DataCheck - A Linter for Data Pipelines

DataCheck enforces deterministic validation rules at the pipeline boundary. Define rules in YAML. Run in CI. Fail fast on bad data. No servers, no dashboards, no infrastructure.

Your data source  →  [DataCheck rules]  →  exit 0: pipeline continues
                                        →  exit 1: pipeline stops

View the Documentation for full details.

Mental Model

Code has linters. Infrastructure has policy enforcement. Data pipelines need gates.

DataCheck is that gate.

Why DataCheck?

Most teams detect bad data after the fact - broken dashboards, wrong reports, angry stakeholders. DataCheck enforces validation rules before bad data moves downstream, the same way a linter enforces code quality before bad code ships.

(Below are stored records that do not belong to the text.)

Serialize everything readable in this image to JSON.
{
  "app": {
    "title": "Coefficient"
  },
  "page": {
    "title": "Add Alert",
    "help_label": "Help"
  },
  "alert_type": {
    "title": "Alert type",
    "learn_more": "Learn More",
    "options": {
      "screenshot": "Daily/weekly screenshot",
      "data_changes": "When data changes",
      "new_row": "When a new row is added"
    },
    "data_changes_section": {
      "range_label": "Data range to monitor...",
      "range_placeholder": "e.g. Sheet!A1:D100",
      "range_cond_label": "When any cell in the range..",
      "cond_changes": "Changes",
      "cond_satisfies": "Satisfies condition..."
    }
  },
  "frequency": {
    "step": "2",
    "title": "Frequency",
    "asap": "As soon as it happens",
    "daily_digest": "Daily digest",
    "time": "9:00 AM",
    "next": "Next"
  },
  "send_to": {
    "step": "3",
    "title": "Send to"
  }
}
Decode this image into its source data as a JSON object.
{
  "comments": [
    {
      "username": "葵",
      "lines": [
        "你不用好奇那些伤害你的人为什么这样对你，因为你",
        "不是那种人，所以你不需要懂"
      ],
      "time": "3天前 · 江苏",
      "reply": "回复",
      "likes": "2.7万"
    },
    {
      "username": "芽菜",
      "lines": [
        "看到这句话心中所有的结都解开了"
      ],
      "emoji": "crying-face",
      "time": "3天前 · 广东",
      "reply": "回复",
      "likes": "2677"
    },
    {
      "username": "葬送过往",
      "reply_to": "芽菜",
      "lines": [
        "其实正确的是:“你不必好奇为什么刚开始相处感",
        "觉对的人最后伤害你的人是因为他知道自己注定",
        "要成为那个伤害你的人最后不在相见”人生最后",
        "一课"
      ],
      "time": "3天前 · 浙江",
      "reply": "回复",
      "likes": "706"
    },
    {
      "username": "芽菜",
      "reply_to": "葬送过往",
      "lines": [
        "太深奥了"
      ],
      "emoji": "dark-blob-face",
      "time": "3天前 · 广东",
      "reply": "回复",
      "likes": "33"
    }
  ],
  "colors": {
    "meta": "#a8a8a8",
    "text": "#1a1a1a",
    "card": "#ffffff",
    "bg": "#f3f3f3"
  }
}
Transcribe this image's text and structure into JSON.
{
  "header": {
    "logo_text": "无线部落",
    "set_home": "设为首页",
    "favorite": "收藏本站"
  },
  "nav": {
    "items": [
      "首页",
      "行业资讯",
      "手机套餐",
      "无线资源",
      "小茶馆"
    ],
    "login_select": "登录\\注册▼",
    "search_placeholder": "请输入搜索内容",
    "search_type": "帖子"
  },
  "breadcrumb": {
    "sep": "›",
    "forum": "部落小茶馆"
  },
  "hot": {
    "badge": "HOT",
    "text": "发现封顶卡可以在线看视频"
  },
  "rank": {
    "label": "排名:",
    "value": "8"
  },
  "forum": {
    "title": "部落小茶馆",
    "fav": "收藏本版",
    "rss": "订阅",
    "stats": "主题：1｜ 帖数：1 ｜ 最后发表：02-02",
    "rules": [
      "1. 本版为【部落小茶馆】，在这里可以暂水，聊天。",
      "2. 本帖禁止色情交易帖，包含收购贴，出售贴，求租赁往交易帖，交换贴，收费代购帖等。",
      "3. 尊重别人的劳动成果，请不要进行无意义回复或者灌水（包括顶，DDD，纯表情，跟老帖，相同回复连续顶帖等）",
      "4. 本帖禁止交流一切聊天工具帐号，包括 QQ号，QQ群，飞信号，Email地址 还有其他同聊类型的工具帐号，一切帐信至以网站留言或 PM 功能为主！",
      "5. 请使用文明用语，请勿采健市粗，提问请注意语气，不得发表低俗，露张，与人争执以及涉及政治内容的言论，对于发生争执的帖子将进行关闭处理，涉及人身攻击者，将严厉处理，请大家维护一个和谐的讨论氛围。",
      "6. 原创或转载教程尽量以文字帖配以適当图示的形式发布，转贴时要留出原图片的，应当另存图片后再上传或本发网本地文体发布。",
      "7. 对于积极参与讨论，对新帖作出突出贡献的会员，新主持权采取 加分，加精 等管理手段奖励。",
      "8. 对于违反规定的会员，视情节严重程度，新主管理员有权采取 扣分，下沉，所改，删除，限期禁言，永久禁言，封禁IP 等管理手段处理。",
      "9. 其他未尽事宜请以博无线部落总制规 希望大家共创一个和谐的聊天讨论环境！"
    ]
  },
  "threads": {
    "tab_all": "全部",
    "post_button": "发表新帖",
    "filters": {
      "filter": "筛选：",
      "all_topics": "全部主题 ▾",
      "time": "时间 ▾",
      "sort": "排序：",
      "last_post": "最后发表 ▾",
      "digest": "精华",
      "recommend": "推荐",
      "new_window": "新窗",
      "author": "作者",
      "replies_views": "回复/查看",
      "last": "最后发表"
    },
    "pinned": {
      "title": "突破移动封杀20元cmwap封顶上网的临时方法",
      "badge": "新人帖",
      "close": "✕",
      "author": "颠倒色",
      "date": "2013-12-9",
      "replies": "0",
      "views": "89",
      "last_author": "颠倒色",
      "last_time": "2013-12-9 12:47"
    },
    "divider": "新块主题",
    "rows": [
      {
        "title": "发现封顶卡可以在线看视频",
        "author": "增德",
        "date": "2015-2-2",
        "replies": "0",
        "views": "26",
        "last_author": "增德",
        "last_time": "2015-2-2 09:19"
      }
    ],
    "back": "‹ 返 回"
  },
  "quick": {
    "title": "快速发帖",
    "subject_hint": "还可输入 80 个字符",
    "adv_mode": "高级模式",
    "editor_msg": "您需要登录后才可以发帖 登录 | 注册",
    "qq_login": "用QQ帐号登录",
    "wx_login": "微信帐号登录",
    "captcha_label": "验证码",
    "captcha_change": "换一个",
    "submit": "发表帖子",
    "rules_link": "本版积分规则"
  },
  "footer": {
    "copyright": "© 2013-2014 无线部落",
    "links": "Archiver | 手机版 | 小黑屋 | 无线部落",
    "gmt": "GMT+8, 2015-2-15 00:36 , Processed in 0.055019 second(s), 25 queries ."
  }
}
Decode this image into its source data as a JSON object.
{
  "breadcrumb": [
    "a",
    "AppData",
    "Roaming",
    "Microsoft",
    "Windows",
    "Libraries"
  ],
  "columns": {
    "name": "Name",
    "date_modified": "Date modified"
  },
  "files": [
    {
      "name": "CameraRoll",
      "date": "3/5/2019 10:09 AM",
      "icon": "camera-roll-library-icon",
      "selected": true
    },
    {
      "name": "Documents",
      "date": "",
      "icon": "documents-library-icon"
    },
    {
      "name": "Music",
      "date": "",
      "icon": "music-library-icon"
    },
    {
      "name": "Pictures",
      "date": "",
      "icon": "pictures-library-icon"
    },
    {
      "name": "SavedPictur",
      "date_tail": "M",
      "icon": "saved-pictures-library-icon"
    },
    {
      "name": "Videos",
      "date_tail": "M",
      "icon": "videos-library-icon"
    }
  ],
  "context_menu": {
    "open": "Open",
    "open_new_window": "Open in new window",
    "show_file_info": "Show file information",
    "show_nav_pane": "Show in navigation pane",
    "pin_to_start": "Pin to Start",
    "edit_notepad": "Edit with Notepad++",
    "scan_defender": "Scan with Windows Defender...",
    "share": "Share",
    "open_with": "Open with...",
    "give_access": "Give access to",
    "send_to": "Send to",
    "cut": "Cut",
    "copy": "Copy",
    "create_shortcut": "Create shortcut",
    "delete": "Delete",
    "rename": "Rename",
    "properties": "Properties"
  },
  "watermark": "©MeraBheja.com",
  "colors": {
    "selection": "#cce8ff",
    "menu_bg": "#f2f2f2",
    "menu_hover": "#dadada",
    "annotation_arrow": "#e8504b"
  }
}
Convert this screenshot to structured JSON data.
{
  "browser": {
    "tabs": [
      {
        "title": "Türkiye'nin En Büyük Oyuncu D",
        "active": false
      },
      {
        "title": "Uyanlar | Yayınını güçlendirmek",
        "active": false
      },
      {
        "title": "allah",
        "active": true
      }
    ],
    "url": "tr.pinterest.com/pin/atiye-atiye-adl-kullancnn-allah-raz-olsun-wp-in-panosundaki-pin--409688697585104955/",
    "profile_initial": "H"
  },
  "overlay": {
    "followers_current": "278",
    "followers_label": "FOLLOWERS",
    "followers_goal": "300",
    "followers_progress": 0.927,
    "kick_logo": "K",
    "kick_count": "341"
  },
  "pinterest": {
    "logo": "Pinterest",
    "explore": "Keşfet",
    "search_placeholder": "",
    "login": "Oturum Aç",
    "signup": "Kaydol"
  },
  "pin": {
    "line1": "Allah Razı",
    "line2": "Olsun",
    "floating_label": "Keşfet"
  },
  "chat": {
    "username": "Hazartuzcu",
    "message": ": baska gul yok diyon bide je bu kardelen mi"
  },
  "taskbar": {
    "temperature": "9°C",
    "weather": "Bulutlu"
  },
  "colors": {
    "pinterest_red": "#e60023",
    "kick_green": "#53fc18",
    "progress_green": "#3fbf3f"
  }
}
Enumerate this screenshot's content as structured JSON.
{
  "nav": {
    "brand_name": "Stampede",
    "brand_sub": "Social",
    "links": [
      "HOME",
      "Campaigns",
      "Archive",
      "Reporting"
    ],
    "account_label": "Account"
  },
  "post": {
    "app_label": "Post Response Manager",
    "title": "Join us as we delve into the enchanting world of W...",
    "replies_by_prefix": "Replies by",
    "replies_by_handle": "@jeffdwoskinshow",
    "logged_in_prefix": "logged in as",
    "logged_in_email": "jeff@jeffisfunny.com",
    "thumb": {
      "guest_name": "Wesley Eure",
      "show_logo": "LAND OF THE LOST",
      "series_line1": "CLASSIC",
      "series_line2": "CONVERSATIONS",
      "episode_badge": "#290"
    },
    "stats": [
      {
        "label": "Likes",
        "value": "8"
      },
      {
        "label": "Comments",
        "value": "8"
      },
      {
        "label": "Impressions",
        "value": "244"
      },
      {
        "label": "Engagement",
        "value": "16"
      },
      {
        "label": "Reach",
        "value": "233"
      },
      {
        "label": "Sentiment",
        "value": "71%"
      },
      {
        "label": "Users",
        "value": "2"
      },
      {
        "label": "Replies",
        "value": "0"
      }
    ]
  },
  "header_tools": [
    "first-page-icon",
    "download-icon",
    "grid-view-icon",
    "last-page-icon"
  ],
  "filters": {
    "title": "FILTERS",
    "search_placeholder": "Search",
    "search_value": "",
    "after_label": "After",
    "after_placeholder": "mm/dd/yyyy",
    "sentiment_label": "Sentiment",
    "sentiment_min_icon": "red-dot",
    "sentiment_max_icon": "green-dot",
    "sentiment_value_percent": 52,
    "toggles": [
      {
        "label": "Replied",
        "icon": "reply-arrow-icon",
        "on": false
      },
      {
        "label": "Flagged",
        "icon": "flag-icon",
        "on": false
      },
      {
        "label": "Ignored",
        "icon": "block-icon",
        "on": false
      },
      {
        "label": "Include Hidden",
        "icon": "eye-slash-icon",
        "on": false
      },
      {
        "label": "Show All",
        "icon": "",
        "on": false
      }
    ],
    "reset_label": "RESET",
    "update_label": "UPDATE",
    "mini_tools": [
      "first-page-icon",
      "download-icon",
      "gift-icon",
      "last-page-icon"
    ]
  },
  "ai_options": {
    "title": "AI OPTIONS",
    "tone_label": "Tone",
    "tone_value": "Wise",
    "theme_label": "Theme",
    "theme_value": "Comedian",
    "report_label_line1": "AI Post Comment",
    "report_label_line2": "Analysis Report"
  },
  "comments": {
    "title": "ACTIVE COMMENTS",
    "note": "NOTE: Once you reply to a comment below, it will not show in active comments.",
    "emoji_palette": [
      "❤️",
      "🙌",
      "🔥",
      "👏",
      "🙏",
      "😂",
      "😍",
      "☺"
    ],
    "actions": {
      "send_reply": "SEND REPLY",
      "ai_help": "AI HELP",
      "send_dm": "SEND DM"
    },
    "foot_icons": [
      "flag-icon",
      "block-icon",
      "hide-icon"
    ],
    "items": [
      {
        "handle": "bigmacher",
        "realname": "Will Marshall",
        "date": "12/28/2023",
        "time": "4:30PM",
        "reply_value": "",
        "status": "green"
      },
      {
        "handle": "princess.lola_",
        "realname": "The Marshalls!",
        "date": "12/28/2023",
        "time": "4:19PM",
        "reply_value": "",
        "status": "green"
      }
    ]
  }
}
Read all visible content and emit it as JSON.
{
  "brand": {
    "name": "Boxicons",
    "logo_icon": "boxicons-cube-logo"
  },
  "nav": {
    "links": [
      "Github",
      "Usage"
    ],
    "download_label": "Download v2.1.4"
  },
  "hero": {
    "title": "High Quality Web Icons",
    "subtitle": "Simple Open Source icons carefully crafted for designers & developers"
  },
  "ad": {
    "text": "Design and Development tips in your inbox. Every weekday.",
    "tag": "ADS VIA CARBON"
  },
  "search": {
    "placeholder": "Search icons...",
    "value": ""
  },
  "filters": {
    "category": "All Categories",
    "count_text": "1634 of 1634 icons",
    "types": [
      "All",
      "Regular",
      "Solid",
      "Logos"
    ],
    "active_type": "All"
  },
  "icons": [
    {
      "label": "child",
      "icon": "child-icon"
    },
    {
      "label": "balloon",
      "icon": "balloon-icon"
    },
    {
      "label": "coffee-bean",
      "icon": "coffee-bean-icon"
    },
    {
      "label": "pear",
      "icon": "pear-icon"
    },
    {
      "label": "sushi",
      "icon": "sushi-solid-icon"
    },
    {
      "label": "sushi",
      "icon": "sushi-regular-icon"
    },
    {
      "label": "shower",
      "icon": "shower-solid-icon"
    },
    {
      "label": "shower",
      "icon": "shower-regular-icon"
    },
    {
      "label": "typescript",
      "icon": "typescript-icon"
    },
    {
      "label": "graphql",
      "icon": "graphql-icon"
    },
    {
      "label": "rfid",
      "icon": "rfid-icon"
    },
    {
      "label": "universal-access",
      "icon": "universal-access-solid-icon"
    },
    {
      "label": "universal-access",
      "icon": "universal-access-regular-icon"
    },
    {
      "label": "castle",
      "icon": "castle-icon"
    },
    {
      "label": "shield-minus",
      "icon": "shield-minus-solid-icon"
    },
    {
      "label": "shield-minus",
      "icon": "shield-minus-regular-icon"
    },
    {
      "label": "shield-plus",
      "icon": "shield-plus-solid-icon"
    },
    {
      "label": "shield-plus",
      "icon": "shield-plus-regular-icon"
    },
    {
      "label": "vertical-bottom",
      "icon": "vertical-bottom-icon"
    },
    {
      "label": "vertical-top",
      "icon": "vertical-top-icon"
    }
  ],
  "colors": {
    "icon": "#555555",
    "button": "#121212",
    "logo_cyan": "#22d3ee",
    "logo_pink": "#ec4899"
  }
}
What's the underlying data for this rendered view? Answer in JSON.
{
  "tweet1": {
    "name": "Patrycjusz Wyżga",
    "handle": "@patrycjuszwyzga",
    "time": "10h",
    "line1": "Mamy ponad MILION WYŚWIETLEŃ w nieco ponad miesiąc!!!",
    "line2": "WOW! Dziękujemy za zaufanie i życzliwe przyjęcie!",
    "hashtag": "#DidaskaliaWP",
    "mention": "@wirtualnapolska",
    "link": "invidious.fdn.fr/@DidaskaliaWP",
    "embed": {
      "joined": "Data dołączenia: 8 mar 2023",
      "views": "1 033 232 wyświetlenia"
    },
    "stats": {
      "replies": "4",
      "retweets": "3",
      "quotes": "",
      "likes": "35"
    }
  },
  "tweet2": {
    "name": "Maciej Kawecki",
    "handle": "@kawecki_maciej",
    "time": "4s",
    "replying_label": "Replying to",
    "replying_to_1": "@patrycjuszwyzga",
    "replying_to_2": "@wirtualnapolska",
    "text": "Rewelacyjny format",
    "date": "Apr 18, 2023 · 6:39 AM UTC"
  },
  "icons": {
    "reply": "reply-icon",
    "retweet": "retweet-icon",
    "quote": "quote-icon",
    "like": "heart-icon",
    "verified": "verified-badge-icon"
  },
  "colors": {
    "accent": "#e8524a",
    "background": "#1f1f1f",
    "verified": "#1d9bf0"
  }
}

Fail fast - structured exit codes stop pipelines at the gate, not after the damage is done
Deterministic - rules are explicit and binary. No heuristics. No anomaly scoring. No statistical guessing.
SQL pushdown - database checks run as a single aggregate SELECT; no data leaves your warehouse
Zero infrastructure - one pip install, one YAML file, runs anywhere
CI-native - SARIF output to GitHub Security tab, GitHub Action, Apache Airflow operators

Validate Where Data Lives

For databases, DataCheck executes validation as aggregate SQL inside your warehouse.

No data pulled into pandas
No row transfer
No separate compute layer
Single aggregate SELECT per rule set

Validation happens where the data already lives.

Why not observability?

DataCheck is not a data observability platform. It does not provide dashboards, trend analysis, anomaly detection, or SaaS backends. Those tools answer "what happened?" - DataCheck answers "does this data meet our rules right now?" Enforcement happens at the gate; investigation happens after.

What DataCheck Is Not

Not a monitoring dashboard
Not anomaly detection
Not a SaaS platform
Not a data catalog

It is an enforcement layer.

Demo

_{Install DataCheck, generate an ecommerce config with sample data, and run validation - all in one go.}

Setup

Requirements

To use DataCheck, you must have installed the following on your system.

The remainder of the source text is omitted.